The table below illustrates the proposed increased inclusion rates:
|Individuals annual exclusion||R30 000||R40 000|
The maximum effective capital gains tax rate for individuals has increased from 13.7% to 16.4%, and for companies from 18.6% to 22.4%. The effective capital gains tax rate relating to trusts increases from 27.3% to 32.8%.
The new rates will become effective for years of assessment beginning on or after 1 March 2016.
A number of fairly subtle amendments have been proposed in relation to the taxation rules governing pension and provident funds, as well as the rules around employee/employer contributions to such funds. These include –
- aligning the deductions available to employers for amounts contributed to retirement funds to ensure that they match the calculation of the fringe benefit tax raised against the employee;
- clarifying that taxpayers are entitled to deduct retirement annuity contributions made by them against passive or non-trading income earned by them, up to a certain limit so that these deductions are not only set off against non-passive income;
- introducing a roll-over mechanism to allow for the roll-over of excess contributions to retirement annuity funds and pension funds accumulated up until 29 February 2016;
- ensuring that the contributions made to certain retirement funds which are taxed as a fringe benefit are clearly specified, and that there is no ambiguity as to the quantum of the amount that falls within the scope of this section;
- the rules around pay-outs from retirement funds and compulsory acquisitions of annuities upon retirement have been controversial in recent times. Certain technical amendments will be made to clarify when the purchase of an annuity will or will not be required particularly with regard to a forced transfer from one fund to another.
Fringe benefits tax
A number of issues surrounding private travel and the calculation of fringe benefit tax have come up in recent times. This is particularly so with employers providing private travel to expatriate employees who are located in South Africa. What comprises “private travel” for the purposes of the Income Tax Act has different meanings in different parts of the act. This concept and the meaning of “private travel” is to be aligned to create clarity going forward.

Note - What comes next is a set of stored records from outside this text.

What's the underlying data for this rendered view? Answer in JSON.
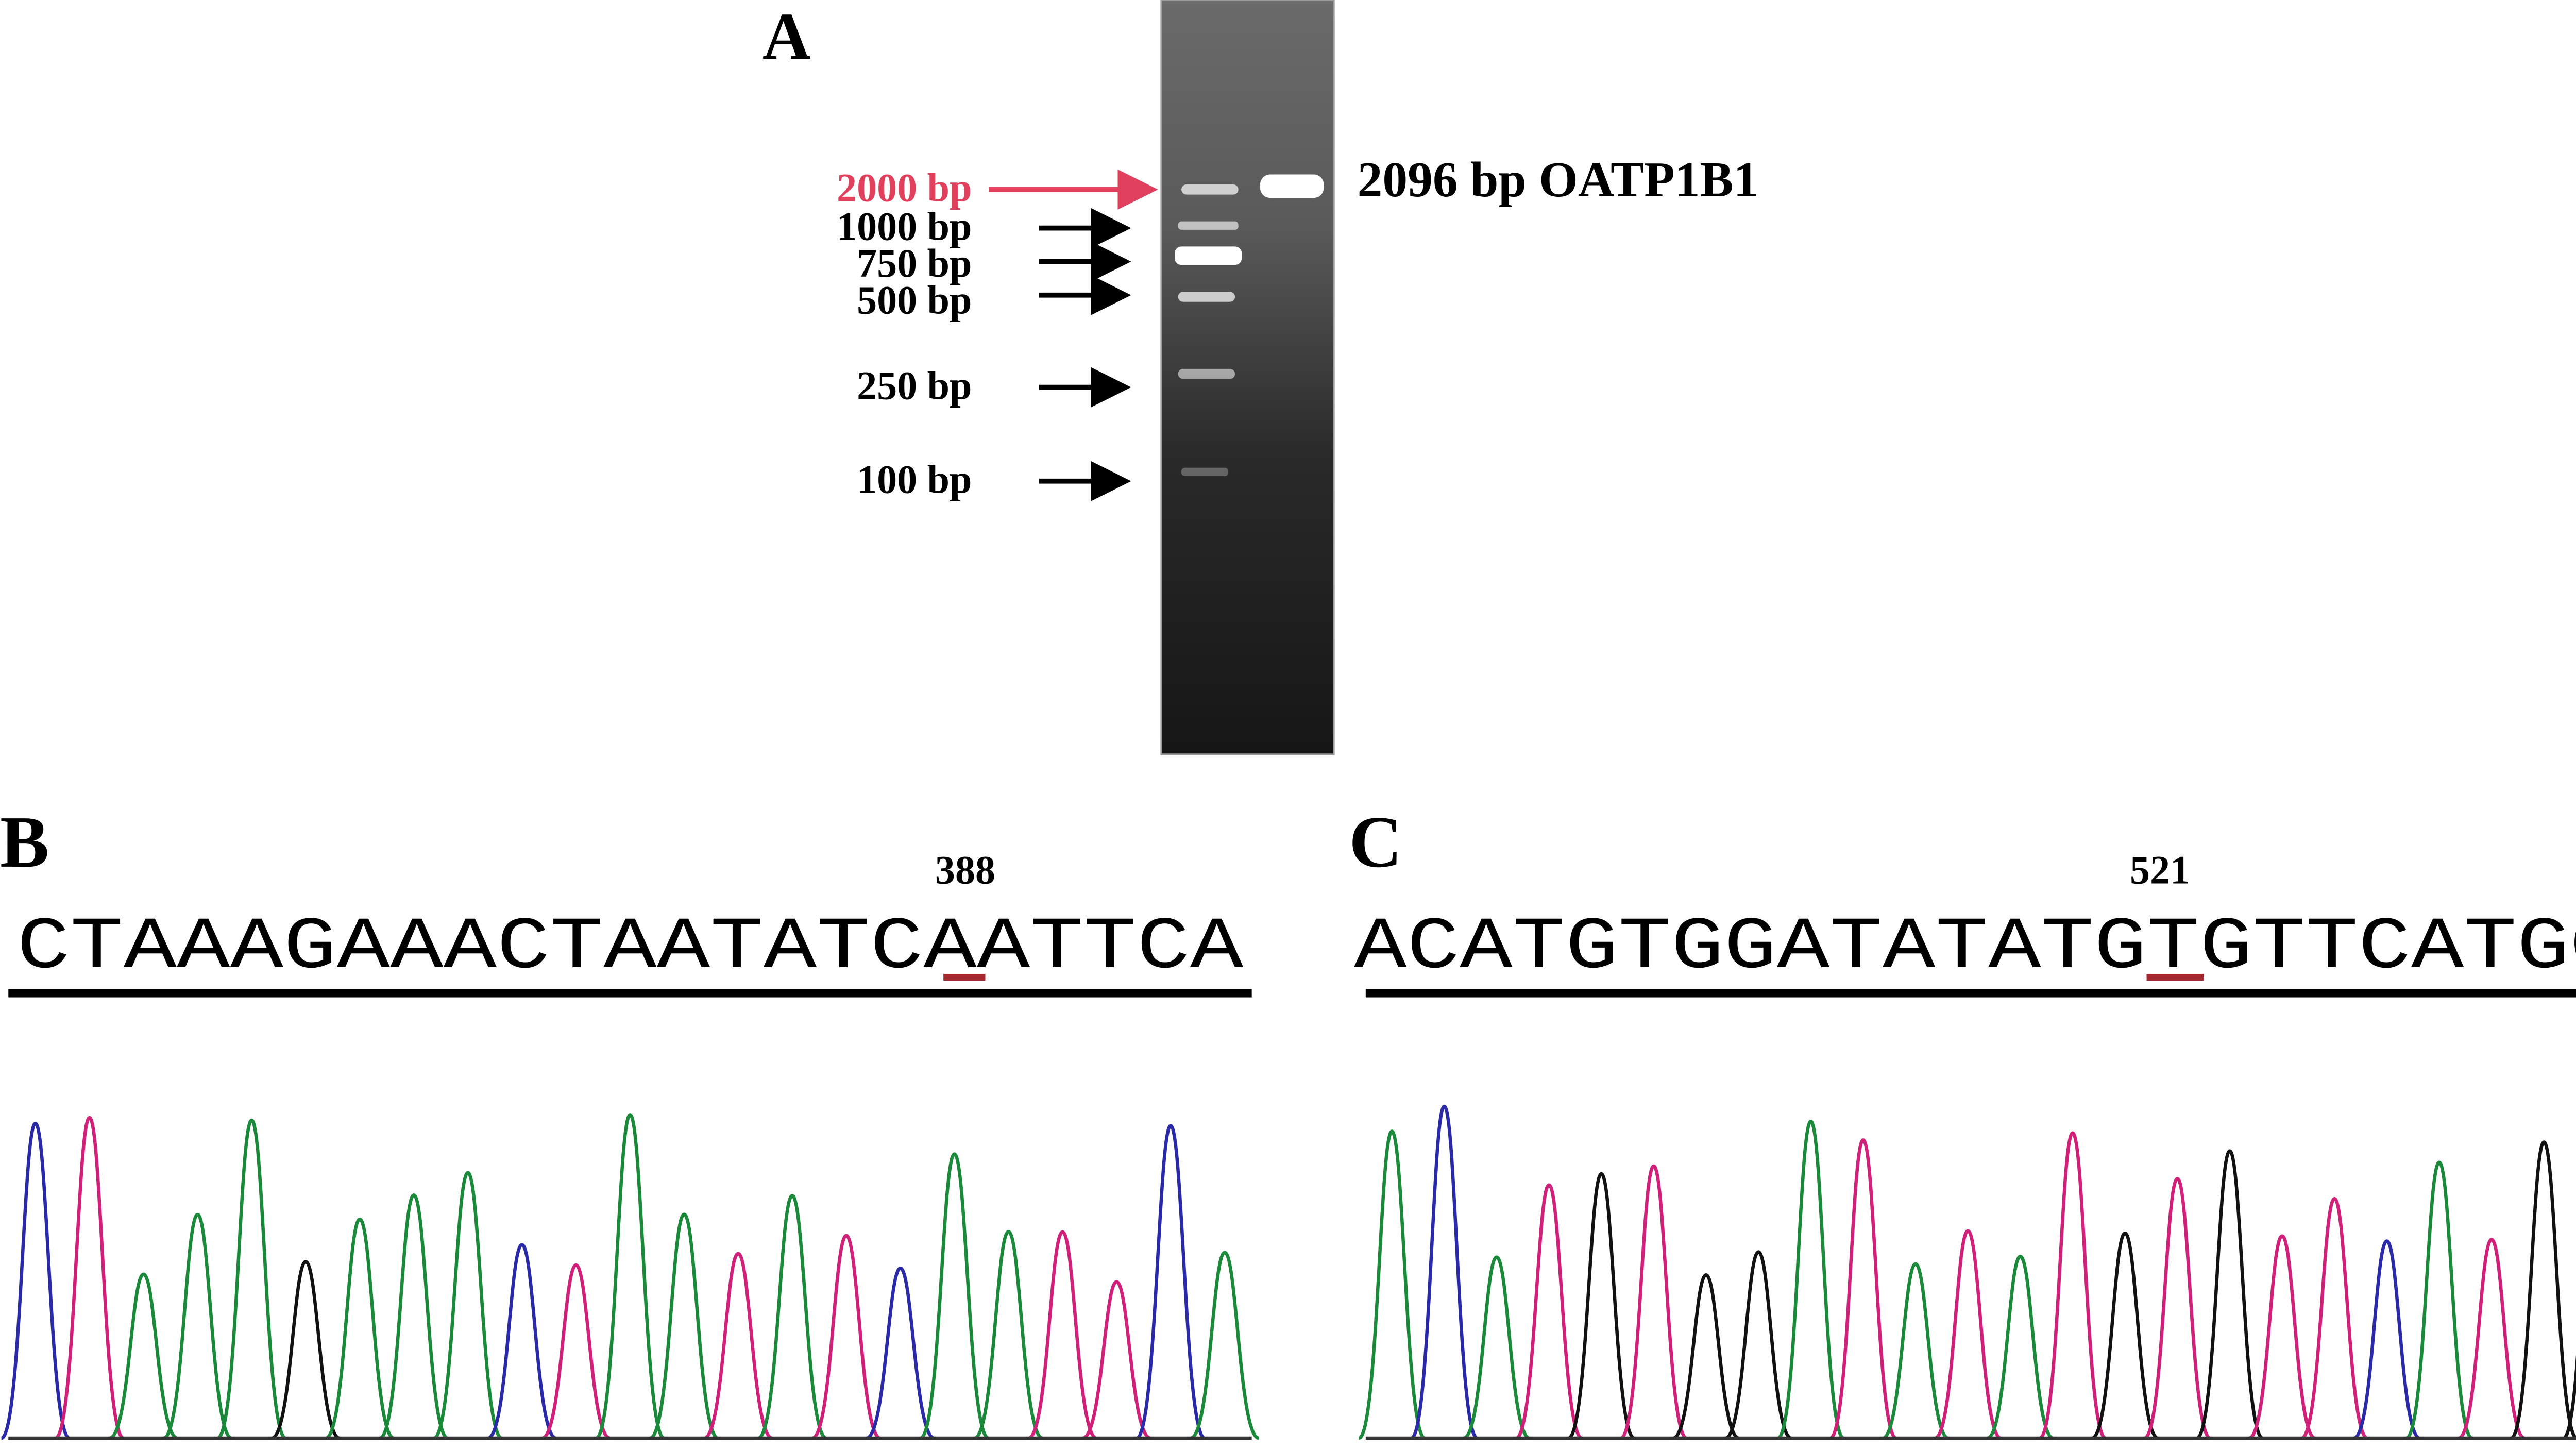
{
  "panel_a": {
    "label": "A",
    "ladder": [
      "2000 bp",
      "1000 bp",
      "750 bp",
      "500 bp",
      "250 bp",
      "100 bp"
    ],
    "band_label": "2096 bp OATP1B1"
  },
  "panel_b": {
    "label": "B",
    "position": "388",
    "sequence": "CTAAAGAAACTAATATCAATTCA"
  },
  "panel_c": {
    "label": "C",
    "position": "521",
    "sequence": "ACATGTGGATATATGTGTTCATGG"
  }
}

The tax-free investments account was recently introduced to encourage savings amongst South Africans. As with other dispensations, a number of proposed changes have been suggested –
- certain structures have been identified which allow individuals to transfer proceeds of the tax-free investment account to a beneficiary of a long-term insurance policy with the result that no estate duty is payable.

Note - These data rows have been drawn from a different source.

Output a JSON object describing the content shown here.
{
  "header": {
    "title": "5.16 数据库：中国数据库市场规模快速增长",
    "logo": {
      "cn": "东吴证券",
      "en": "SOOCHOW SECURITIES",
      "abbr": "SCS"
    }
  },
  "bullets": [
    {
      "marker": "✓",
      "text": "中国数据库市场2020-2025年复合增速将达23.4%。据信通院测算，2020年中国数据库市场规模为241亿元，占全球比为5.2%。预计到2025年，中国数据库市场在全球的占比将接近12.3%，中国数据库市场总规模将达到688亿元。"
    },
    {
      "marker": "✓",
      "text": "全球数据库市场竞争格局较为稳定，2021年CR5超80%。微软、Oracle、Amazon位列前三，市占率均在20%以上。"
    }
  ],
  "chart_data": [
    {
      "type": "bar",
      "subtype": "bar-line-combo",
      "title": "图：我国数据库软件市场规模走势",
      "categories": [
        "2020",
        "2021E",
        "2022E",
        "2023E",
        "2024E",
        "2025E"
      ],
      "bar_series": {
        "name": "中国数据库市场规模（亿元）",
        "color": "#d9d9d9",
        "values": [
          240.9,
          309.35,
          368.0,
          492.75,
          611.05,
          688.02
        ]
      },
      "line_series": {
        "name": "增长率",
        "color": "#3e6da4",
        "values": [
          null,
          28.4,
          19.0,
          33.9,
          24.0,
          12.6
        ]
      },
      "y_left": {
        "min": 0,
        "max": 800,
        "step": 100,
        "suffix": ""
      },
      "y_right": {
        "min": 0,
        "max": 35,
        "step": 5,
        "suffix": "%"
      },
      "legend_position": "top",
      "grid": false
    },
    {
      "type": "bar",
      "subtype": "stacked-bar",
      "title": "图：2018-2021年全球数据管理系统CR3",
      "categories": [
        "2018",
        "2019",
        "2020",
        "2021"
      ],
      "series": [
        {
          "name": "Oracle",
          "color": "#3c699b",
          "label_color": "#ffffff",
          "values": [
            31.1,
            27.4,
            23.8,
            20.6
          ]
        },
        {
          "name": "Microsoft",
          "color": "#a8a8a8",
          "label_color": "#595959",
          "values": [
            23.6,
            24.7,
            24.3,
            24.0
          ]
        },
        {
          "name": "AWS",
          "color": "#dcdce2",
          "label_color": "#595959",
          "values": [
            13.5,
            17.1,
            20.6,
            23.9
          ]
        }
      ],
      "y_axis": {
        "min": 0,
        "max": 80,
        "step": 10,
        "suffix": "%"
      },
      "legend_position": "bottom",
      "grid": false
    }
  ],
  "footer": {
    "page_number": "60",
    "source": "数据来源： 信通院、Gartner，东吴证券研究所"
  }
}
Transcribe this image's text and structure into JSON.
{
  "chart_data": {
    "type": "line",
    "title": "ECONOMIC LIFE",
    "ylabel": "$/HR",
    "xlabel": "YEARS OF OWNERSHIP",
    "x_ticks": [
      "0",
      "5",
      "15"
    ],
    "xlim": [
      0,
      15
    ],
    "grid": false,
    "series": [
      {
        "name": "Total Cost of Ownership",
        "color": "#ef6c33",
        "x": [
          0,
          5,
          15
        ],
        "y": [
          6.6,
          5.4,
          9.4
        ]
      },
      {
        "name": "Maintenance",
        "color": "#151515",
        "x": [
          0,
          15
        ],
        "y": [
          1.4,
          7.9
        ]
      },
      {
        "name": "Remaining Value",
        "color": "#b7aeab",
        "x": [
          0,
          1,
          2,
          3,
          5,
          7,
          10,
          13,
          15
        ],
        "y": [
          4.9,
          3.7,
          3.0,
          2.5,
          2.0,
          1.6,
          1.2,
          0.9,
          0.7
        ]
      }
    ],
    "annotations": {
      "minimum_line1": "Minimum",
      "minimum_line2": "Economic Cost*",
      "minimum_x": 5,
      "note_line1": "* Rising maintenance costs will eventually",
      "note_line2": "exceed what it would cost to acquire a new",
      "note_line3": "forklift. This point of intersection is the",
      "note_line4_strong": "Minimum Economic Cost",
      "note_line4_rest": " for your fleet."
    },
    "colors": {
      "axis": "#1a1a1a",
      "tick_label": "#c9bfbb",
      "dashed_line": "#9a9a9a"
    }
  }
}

- amendments are proposed to prevent the avoidance of estate duty;
- the implementation date allowing transfer as a tax-free investments between service providers has been postponed from 1 March 2016 to 1 November 2016 to ensure that the necessary processes are in place.
Share incentive schemes
The taxation of share incentive schemes is always controversial. A number of clarifications to the share incentive scheme have been proposed including –
- a technical amendment will be introduced clarifying that the taxation of share incentive schemes will be dealt with in terms of section 8C of the Act and not within the general definition of “taxable income” in section 1 of the Income Tax Act;
- SARS is constantly looking for structures which may circumvent the provisions of section 8C of the Income Tax Act. It is perceived that one such scheme relies on the dividend exemption which, in certain circumstances, results in a cash flow that is not taxed under the share scheme rules which is unintended and will be closed;
- certain dividends received in respect of employee share schemes are not exempt from normal tax. These dividends are to be brought within the PAYE regime to ensure pre-payment of the tax due;
- there are a number of circumstances in which employers must obtain a directive from the SARS as to the amounts to be withheld from lump-sums paid to employees. It does not cover all such payments and any exceptions to this rule are to be removed resulting in all such payments being subject to the employer obtaining a SARS directive.

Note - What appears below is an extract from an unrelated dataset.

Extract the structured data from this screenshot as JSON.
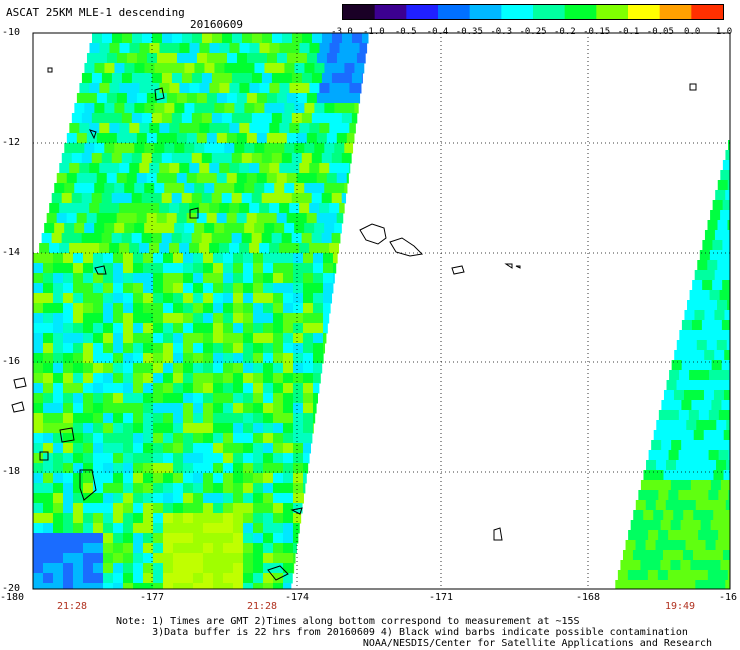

Specific voluntary disclosure relief
The Minister of Finance has announced that a Special Voluntary Disclosure Programme will commence from 1 October 2016 to 31 March 2017, to give non-compliant taxpayers an opportunity to voluntarily disclose offshore assets and income from a tax and exchange control perspective.
With a new global standard for the automatic exchange of information between tax authorities providing SARS with additional information from 2017, time is now running out for taxpayers who still have undisclosed assets abroad.
Proposed tax relief
Only 50% of the total amount used to fund the acquisition of offshore assets (also known as “seed money”) will be excluded from taxable income and subject to normal tax, where those funds did not comply with a tax act administered by SARS before 1 March 2015.
Investment returns in respect of those offshore assets received or accrued from 1 March 2010 onward will be included in taxable income in full and subject to normal tax. Therefore investment returns prior to 1 March 2010 will be exempt.
Interest on tax debts will only commence from 1 March 2010; and no understatement penalties will apply to the tax debt, if the application is successful.
SARS will not pursue any criminal prosecution under the Special Voluntary Disclosure Programme.
Exchange control relief
Applicants who are granted administrative relief in respect of unauthorised foreign assets or structures will only be required to pay reduced penalties of -
- 5% of the leviable amount if the regularised assets or the sale proceeds thereof are repatriated to South Africa;
- 10% of the leviable amount if the regularised assets are kept offshore,
on the current market value at 29 February 2016, rather than the 10% – 40% penalty that would be imposed in normal circumstances.